Une fois encore, comme en Indonésie, l’inflation reste faible, avec un taux de 2,2 % en mars. Cela est principalement dû aux subventions sur les carburants qui limitent l’impact des prix élevés du pétrole sur les consommateurs. En conséquence, la Banque centrale de Malaisie ne relèvera les taux d’intérêt que progressivement cette année.

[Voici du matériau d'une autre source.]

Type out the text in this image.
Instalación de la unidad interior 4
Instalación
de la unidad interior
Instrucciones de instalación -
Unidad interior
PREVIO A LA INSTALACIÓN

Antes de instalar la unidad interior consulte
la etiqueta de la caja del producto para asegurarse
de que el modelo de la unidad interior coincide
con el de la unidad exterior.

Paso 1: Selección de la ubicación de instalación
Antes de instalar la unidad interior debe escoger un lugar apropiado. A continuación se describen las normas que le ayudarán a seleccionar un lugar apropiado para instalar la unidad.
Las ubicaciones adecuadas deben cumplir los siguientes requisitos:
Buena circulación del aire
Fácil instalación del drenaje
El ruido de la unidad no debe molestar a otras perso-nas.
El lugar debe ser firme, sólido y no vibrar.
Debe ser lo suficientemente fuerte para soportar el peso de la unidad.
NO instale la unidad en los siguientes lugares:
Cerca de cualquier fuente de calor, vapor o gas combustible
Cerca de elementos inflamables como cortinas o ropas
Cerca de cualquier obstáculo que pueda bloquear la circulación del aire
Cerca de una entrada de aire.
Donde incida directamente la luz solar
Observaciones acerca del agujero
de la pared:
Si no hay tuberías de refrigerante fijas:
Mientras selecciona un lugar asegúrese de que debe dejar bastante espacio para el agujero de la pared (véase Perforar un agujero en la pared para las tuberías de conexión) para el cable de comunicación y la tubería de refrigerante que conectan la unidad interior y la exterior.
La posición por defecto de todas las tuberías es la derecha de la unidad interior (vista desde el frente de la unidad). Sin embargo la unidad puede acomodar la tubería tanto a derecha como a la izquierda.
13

En conclusion, les différences proviennent du degré de dépendance des pays vis-à-vis du tourisme et du fait qu’ils sont importateurs ou exportateurs de produits de base. Le tourisme ne se redresse encore que progressivement, et à partir de niveaux très bas, malgré l’assouplissement des contrôles aux frontières. Les exportateurs de produits de base sont en mesure d’utiliser les subventions aux carburants pour tempérer la hausse de l’inflation et maintenir les taux d’intérêt à un niveau bas pendant plus longtemps, par rapport aux importateurs de produits de base qui sont confrontés à une inflation plus élevée. La faiblesse de la croissance en Chine est un vent contraire pour tous les pays de l’Asie du Sud-Est. Toutefois, cet effet n’est significatif que pour le Vietnam, car les chaînes d’approvisionnement sont très étroitement liées à la Chine.